Le retour des « Saisons russes » à Paris

Il y a un siècle, Serge de Diaghilev éblouissait le Tout-Paris avec ses « Saisons russes ». En 2020, le ministère russe de la Culture a décidé de présenter en France près de quatre cents spectacles, concerts et expositions. L’inauguration de ces nouvelles « Saisons russes » a eu lieu en janvier avec la pièce de Tchekhov Oncle Vania, mise en scène par le Français Stéphane Braunschweig au théâtre de l’Odéon. Le Courrier de Russie s’est entretenu avec l’acteur et directeur du Théâtre des Nations de Moscou, Evgueni Mironov, qui y tient le premier rôle.

Qu’est-ce qui fait pour vous la spécificité de Tchekhov ?

Evgueni Mironov : J’ai lu quelque part que son écriture se caractérisait par l’absence de généralisations, de message univoque, de morale cachée. On dit que Tchekhov lui-même y tenait particulièrement et que c’est la raison pour laquelle il préférait au roman, forme nécessairement achevée, les récits courts et les pièces – que chaque metteur en scène investit à sa façon. Selon moi, c’est lié au fait que Tchekhov n’était pas croyant ; il n’y a pas, chez lui, la verticalité spirituelle particulière qui sous-tend l’écriture de Dostoïevski, par exemple. Toute l’action des pièces de Tchekhov est plus horizontale, terrestre. Il souffrait d’ailleurs de ce manque…

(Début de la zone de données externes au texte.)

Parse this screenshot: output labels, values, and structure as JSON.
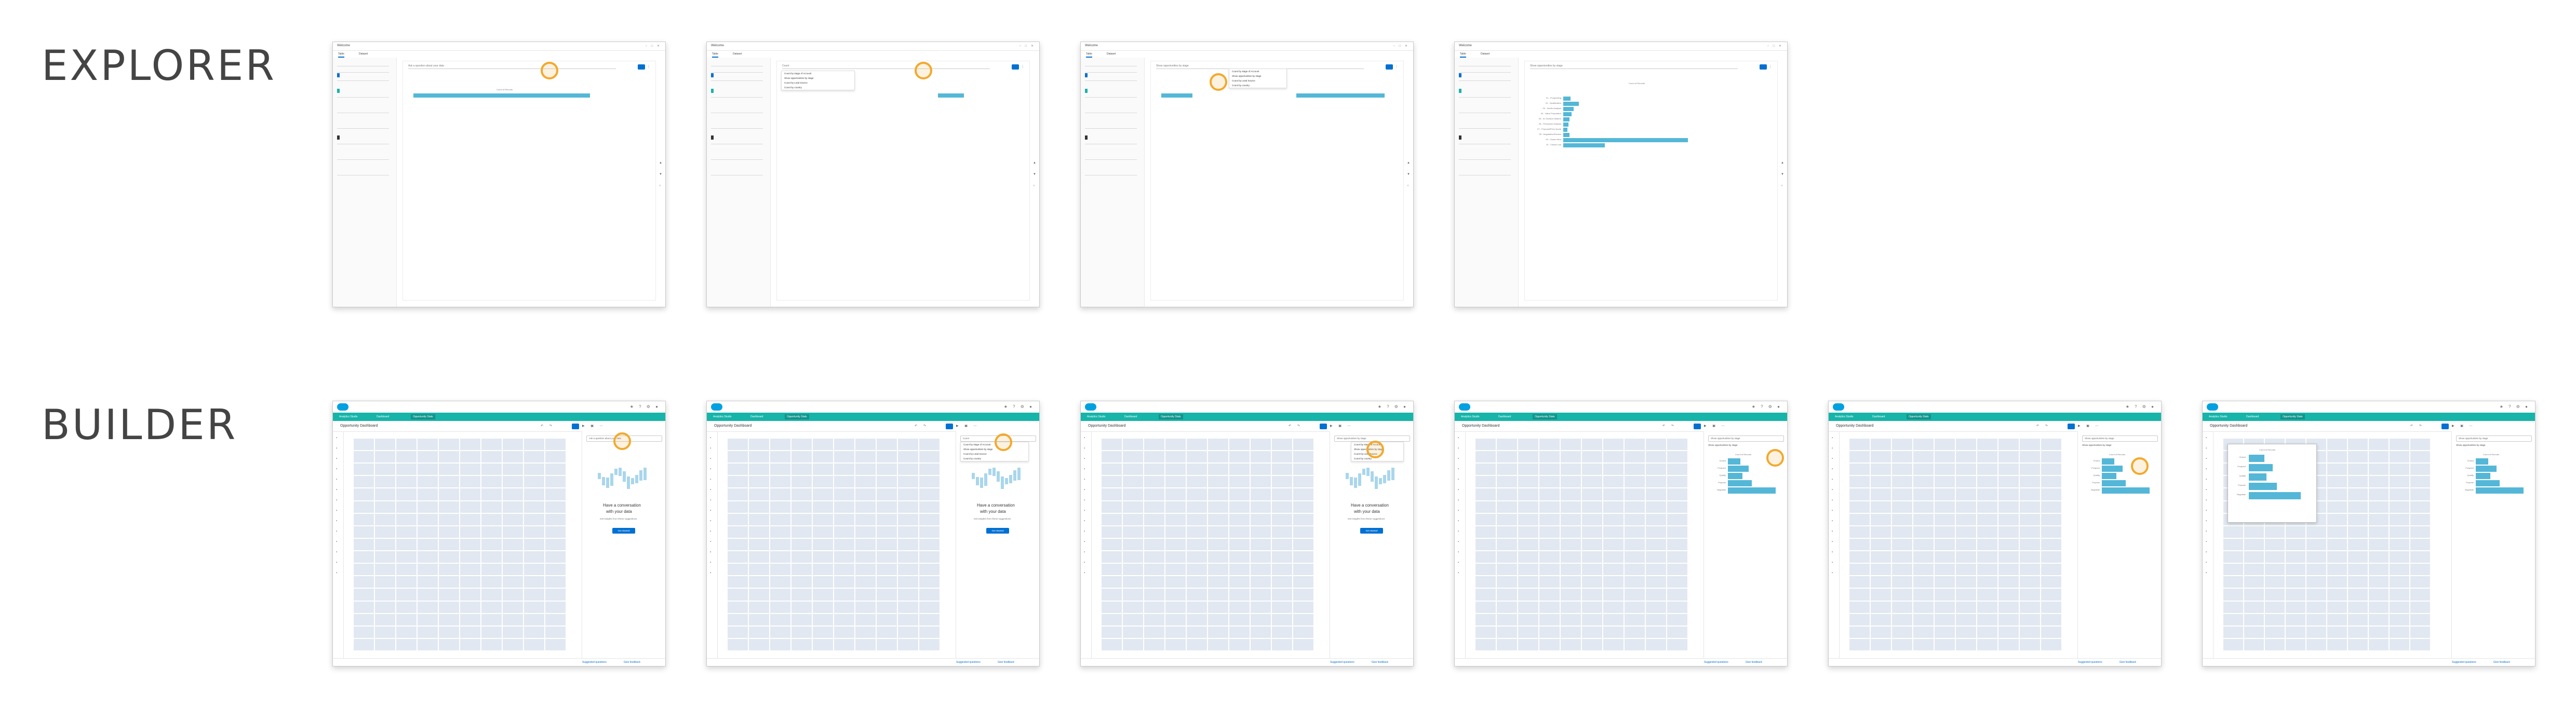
{
  "labels": {
    "explorer": "EXPLORER",
    "builder": "BUILDER"
  },
  "explorer": {
    "window_title": "Welcome",
    "tabs": [
      "Table",
      "Dataset"
    ],
    "search_placeholder": "Ask a question about your data",
    "query_typed": "Count",
    "query_partial": "Show opportunities by stage",
    "query_full": "Show opportunities by stage",
    "suggestions": [
      "Count by stage of Account",
      "Show opportunities by stage",
      "Count by Lead Source",
      "Count by country"
    ],
    "chart_title": "Count of Records",
    "bars_category": [
      "01 - Prospecting",
      "02 - Qualification",
      "03 - Needs Analysis",
      "04 - Value Proposition",
      "05 - Id. Decision Makers",
      "06 - Perception Analysis",
      "07 - Proposal/Price Quote",
      "08 - Negotiation/Review",
      "09 - Closed Won",
      "10 - Closed Lost"
    ]
  },
  "builder": {
    "tabs": [
      "Analytics Studio",
      "Dashboard",
      "Opportunity Stats"
    ],
    "dashboard_title": "Opportunity Dashboard",
    "ask_placeholder": "Ask a question about your data",
    "query_typed": "Count",
    "query_full": "Show opportunities by stage",
    "empty_heading": "Have a conversation",
    "empty_heading_2": "with your data",
    "empty_sub": "Get insights from these suggestions",
    "empty_button": "Get Started",
    "suggestions": [
      "Count by stage of Account",
      "Show opportunities by stage",
      "Count by Lead Source",
      "Count by country"
    ],
    "chart_title": "Count of Records",
    "footer_left": "Suggested questions",
    "footer_right": "Give feedback",
    "stage_labels": [
      "Closed",
      "Prospect",
      "Qualify",
      "Propose",
      "Negotiate"
    ]
  }
}
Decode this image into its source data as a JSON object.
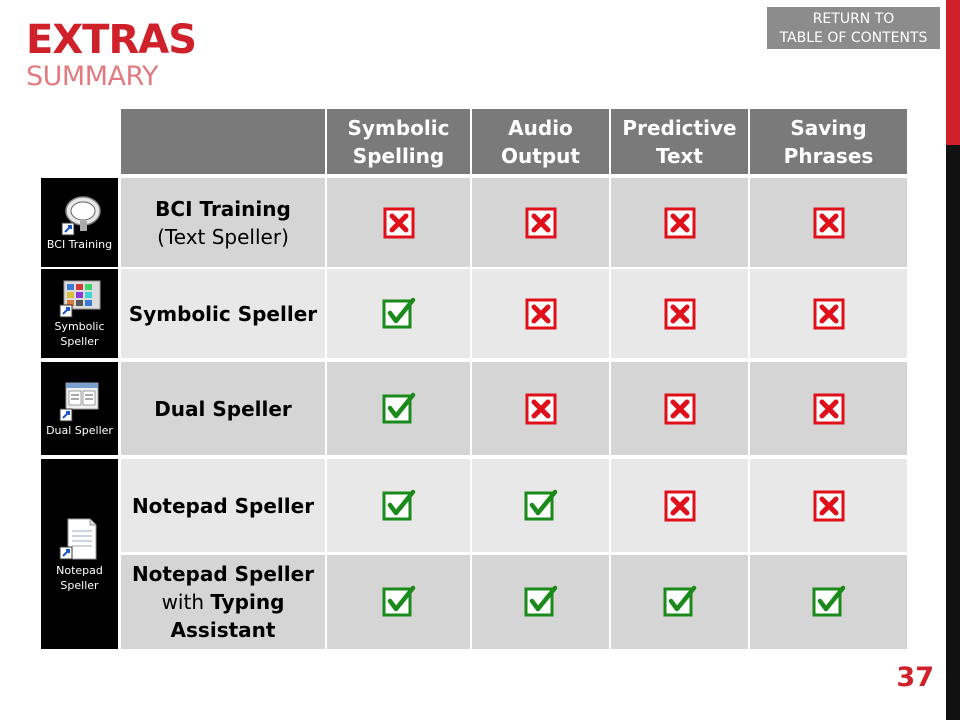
{
  "header": {
    "title": "EXTRAS",
    "subtitle": "SUMMARY",
    "return_line1": "RETURN TO",
    "return_line2": "TABLE OF CONTENTS",
    "page_number": "37"
  },
  "table": {
    "columns": [
      {
        "line1": "Symbolic",
        "line2": "Spelling"
      },
      {
        "line1": "Audio",
        "line2": "Output"
      },
      {
        "line1": "Predictive",
        "line2": "Text"
      },
      {
        "line1": "Saving",
        "line2": "Phrases"
      }
    ],
    "rows": [
      {
        "label_bold": "BCI Training",
        "label_normal": "(Text Speller)",
        "marks": [
          "no",
          "no",
          "no",
          "no"
        ]
      },
      {
        "label_bold": "Symbolic Speller",
        "marks": [
          "yes",
          "no",
          "no",
          "no"
        ]
      },
      {
        "label_bold": "Dual Speller",
        "marks": [
          "yes",
          "no",
          "no",
          "no"
        ]
      },
      {
        "label_bold": "Notepad Speller",
        "marks": [
          "yes",
          "yes",
          "no",
          "no"
        ]
      },
      {
        "label_bold_1": "Notepad Speller",
        "label_normal": "with",
        "label_bold_2": "Typing",
        "label_bold_3": "Assistant",
        "marks": [
          "yes",
          "yes",
          "yes",
          "yes"
        ]
      }
    ]
  },
  "shortcuts": [
    {
      "icon": "bci2000-icon",
      "label": "BCI Training"
    },
    {
      "icon": "symbolic-speller-icon",
      "label_line1": "Symbolic",
      "label_line2": "Speller"
    },
    {
      "icon": "dual-speller-icon",
      "label": "Dual Speller"
    },
    {
      "icon": "notepad-icon",
      "label_line1": "Notepad",
      "label_line2": "Speller"
    }
  ],
  "colors": {
    "accent": "#d0202a",
    "check": "#1a8a1a",
    "cross": "#e0101a",
    "header_bg": "#7a7a7a"
  }
}
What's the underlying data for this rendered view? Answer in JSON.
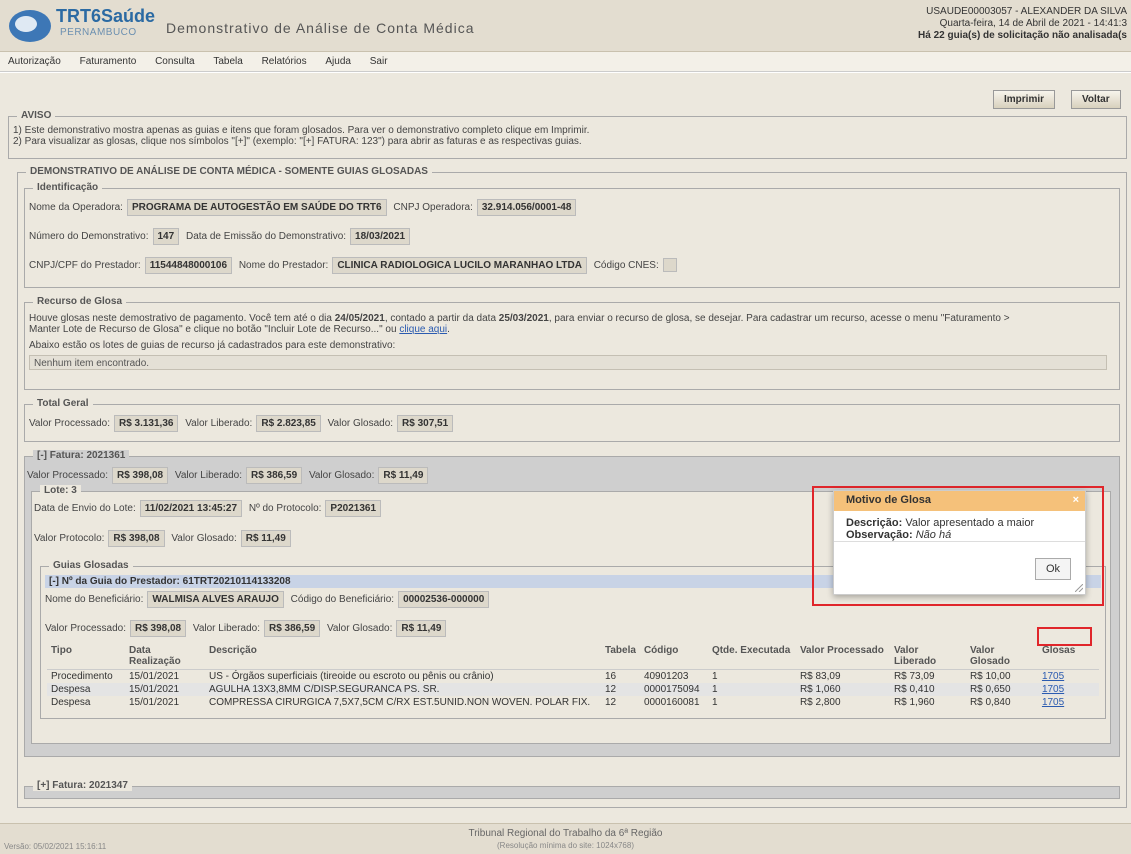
{
  "header": {
    "logo_name": "TRT6Saúde",
    "logo_sub": "PERNAMBUCO",
    "app_title": "Demonstrativo de Análise de Conta Médica",
    "user": "USAUDE00003057 - ALEXANDER DA SILVA",
    "date": "Quarta-feira, 14 de Abril de 2021 - 14:41:3",
    "pending": "Há 22 guia(s) de solicitação não analisada(s"
  },
  "menu": [
    "Autorização",
    "Faturamento",
    "Consulta",
    "Tabela",
    "Relatórios",
    "Ajuda",
    "Sair"
  ],
  "toolbar": {
    "print": "Imprimir",
    "back": "Voltar"
  },
  "aviso": {
    "legend": "AVISO",
    "line1": "1) Este demonstrativo mostra apenas as guias e itens que foram glosados. Para ver o demonstrativo completo clique em Imprimir.",
    "line2": "2) Para visualizar as glosas, clique nos símbolos \"[+]\" (exemplo: \"[+] FATURA: 123\") para abrir as faturas e as respectivas guias."
  },
  "demo": {
    "legend": "DEMONSTRATIVO DE ANÁLISE DE CONTA MÉDICA - SOMENTE GUIAS GLOSADAS",
    "ident_legend": "Identificação",
    "operadora_label": "Nome da Operadora:",
    "operadora": "PROGRAMA DE AUTOGESTÃO EM SAÚDE DO TRT6",
    "cnpj_op_label": "CNPJ Operadora:",
    "cnpj_op": "32.914.056/0001-48",
    "num_label": "Número do Demonstrativo:",
    "num": "147",
    "emissao_label": "Data de Emissão do Demonstrativo:",
    "emissao": "18/03/2021",
    "cnpj_prest_label": "CNPJ/CPF do Prestador:",
    "cnpj_prest": "11544848000106",
    "prestador_label": "Nome do Prestador:",
    "prestador": "CLINICA RADIOLOGICA LUCILO MARANHAO LTDA",
    "cnes_label": "Código CNES:",
    "cnes": ""
  },
  "recurso": {
    "legend": "Recurso de Glosa",
    "text1_a": "Houve glosas neste demostrativo de pagamento. Você tem até o dia ",
    "deadline": "24/05/2021",
    "text1_b": ", contado a partir da data ",
    "from_date": "25/03/2021",
    "text1_c": ", para enviar o recurso de glosa, se desejar. Para cadastrar um recurso, acesse o menu \"Faturamento >",
    "text2": "Manter Lote de Recurso de Glosa\" e clique no botão \"Incluir Lote de Recurso...\" ou ",
    "link": "clique aqui",
    "text2_end": ".",
    "text3": "Abaixo estão os lotes de guias de recurso já cadastrados para este demonstrativo:",
    "empty": "Nenhum item encontrado."
  },
  "total": {
    "legend": "Total Geral",
    "proc_label": "Valor Processado:",
    "proc": "R$ 3.131,36",
    "lib_label": "Valor Liberado:",
    "lib": "R$ 2.823,85",
    "glo_label": "Valor Glosado:",
    "glo": "R$ 307,51"
  },
  "fatura1": {
    "legend": "[-] Fatura: 2021361",
    "proc_label": "Valor Processado:",
    "proc": "R$ 398,08",
    "lib_label": "Valor Liberado:",
    "lib": "R$ 386,59",
    "glo_label": "Valor Glosado:",
    "glo": "R$ 11,49"
  },
  "lote": {
    "legend": "Lote: 3",
    "envio_label": "Data de Envio do Lote:",
    "envio": "11/02/2021 13:45:27",
    "prot_label": "Nº do Protocolo:",
    "prot": "P2021361",
    "vprot_label": "Valor Protocolo:",
    "vprot": "R$ 398,08",
    "glo_label": "Valor Glosado:",
    "glo": "R$ 11,49"
  },
  "guias": {
    "legend": "Guias Glosadas",
    "guia_header": "[-] Nº da Guia do Prestador: 61TRT20210114133208",
    "benef_label": "Nome do Beneficiário:",
    "benef": "WALMISA ALVES ARAUJO",
    "cod_label": "Código do Beneficiário:",
    "cod": "00002536-000000",
    "proc_label": "Valor Processado:",
    "proc": "R$ 398,08",
    "lib_label": "Valor Liberado:",
    "lib": "R$ 386,59",
    "glo_label": "Valor Glosado:",
    "glo": "R$ 11,49"
  },
  "table": {
    "headers": [
      "Tipo",
      "Data Realização",
      "Descrição",
      "Tabela",
      "Código",
      "Qtde. Executada",
      "Valor Processado",
      "Valor Liberado",
      "Valor Glosado",
      "Glosas"
    ],
    "rows": [
      [
        "Procedimento",
        "15/01/2021",
        "US - Órgãos superficiais (tireoide ou escroto ou pênis ou crânio)",
        "16",
        "40901203",
        "1",
        "R$ 83,09",
        "R$ 73,09",
        "R$ 10,00",
        "1705"
      ],
      [
        "Despesa",
        "15/01/2021",
        "AGULHA 13X3,8MM C/DISP.SEGURANCA PS. SR.",
        "12",
        "0000175094",
        "1",
        "R$ 1,060",
        "R$ 0,410",
        "R$ 0,650",
        "1705"
      ],
      [
        "Despesa",
        "15/01/2021",
        "COMPRESSA CIRURGICA 7,5X7,5CM C/RX EST.5UNID.NON WOVEN. POLAR FIX.",
        "12",
        "0000160081",
        "1",
        "R$ 2,800",
        "R$ 1,960",
        "R$ 0,840",
        "1705"
      ]
    ]
  },
  "fatura2": {
    "legend": "[+] Fatura: 2021347"
  },
  "dialog": {
    "title": "Motivo de Glosa",
    "close": "×",
    "desc_label": "Descrição:",
    "desc": "Valor apresentado a maior",
    "obs_label": "Observação:",
    "obs": "Não há",
    "ok": "Ok"
  },
  "footer": {
    "org": "Tribunal Regional do Trabalho da 6ª Região",
    "res": "(Resolução mínima do site: 1024x768)",
    "version": "Versão: 05/02/2021 15:16:11"
  }
}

Je rappellerai aussi qu’il était médecin. Tchekhov dissèque les êtres sans complaisance, avec cynisme. C’est là que réside son génie. Personne n’a décrit avec un tel brio la vie insignifiante des gens de talent. Tchekhov porte une attention extrême aux détails et, à partir de ces détails, il décrit les personnes et les situations avec une précision incroyable.

L’interprétation de cet auteur varie-t-elle d’un pays à l’autre ?

E. M. : Il n’y a pas une interprétation unique de Tchekhov. Ni en Russie, ni en France, ni nulle part ailleurs ; et c’est ce qui pousse tant de metteurs en scène à le monter encore et encore, chacun à sa façon. Ma rencontre avec Stéphane Braunschweig a été précieuse parce qu’il n’avait pas d’idée préconçue. Dès le départ, il nous a prévenus qu’il voulait n’être qu’un intermédiaire, accompagnant l’auteur et le texte.

Evgueni Mironov. Photo : vk.ru

Cela n’a pas été sans mal. Nous autres, Russes, avons dû déployer des efforts considérables pour oublier ce que nous avions appris, ce que l’on nous avait si souvent répété, pour renoncer à chercher à comprendre – et à jouer – les sous-entendus, le sens caché. Stéphane nous a rappelé que Tchekhov pouvait réfléchir un temps fou à la place d’une virgule ou de points de suspension.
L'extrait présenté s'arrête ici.